# Variational inference

TBD.

Expectation maximisation, Bayes, graphical models, mumble mumble.

Using optimisation to approximate posterior semi parametrically rather than purely sampling from it. This is nice because as a message passing methods, it scales up to large data.

I suspect this is not intrinsically Bayesian, but most of the literature on it is from Bayesians, so I won’t look into it in a frequentist context for now.

See also mixture models, probabilistic deep learning, directed graphical models, and note that lots of the software to do this is filed under Bayesian Statistics HOWTO.

## Why does this always seem to be about mixture models

idk. Easy to keep them normalised?

However, see the extension into reparameterisation.

## Loss functions

For now see probability metrics.

### Loss function aside

It’s called Operator VI as a fancy way to say that one is flexible in constructing how exactly the objective function uses $$\pi, q$$ and test functions from some family $$\mathcal{F}$$. I completely agree with the motivation: KL-Divergence in the form $$\int q(x) \log \frac{q(x)}{\pi(x)} \mathrm{d}x$$ indeed underestimates the variance of $$\pi$$ and approximates only one mode. Using KL the other way around, $$\int \pi(x) \log \frac{pi(x)}{q(x)} \mathrm{d}x$$ takes all modes into account, but still tends to underestimate variance.

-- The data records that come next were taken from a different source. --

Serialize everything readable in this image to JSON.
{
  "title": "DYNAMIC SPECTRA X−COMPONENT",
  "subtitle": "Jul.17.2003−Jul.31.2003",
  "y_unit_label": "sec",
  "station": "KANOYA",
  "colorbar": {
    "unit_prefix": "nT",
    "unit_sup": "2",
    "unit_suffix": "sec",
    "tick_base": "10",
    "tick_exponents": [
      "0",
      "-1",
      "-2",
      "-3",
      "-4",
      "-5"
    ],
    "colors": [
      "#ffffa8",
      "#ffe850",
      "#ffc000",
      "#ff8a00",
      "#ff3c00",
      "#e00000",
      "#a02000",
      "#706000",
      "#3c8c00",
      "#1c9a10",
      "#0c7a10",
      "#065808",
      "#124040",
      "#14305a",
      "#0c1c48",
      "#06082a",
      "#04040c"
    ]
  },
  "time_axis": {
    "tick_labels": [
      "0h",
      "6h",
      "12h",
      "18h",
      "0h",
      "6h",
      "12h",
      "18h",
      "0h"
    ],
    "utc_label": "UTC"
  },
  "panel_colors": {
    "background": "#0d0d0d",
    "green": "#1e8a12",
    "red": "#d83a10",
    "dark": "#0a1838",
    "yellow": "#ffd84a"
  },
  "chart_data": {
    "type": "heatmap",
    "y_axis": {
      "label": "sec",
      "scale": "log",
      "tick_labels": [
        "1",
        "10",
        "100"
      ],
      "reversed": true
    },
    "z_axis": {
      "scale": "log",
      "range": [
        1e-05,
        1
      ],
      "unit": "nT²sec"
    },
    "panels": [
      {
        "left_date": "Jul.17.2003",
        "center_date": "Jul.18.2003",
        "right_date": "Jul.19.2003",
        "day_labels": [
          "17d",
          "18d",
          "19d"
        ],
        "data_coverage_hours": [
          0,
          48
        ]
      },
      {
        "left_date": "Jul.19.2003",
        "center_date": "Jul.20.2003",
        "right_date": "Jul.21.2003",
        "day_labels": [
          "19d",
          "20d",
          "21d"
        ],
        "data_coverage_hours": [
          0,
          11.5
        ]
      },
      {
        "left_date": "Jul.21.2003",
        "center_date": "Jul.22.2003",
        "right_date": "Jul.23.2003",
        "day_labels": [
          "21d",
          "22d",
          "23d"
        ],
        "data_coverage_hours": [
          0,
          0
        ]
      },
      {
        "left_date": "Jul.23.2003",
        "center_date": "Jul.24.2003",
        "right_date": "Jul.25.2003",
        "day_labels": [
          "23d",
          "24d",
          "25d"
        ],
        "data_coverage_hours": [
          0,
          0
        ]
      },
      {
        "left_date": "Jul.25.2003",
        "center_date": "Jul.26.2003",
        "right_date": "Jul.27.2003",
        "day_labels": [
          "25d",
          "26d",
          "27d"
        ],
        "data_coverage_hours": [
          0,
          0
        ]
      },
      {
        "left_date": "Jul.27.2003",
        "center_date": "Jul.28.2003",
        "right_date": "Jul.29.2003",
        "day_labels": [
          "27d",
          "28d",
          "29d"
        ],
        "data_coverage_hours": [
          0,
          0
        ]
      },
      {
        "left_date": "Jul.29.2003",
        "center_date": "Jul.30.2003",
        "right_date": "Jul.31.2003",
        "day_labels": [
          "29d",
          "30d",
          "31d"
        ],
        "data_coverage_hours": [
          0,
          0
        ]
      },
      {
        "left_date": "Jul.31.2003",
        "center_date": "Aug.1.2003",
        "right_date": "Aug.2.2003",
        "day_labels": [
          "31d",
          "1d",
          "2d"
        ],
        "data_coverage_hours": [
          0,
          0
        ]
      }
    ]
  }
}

$…$the authors suggest an objective using what they call the Langevin-Stein Operator which does not make use of the proposal density $$q$$ at all but uses test functions exclusively. The only requirement is that we be able to draw samples from the proposal. The authors claim that assuming access to $$q$$ limits applicability of an objective/operator. This claim is not substantiated however.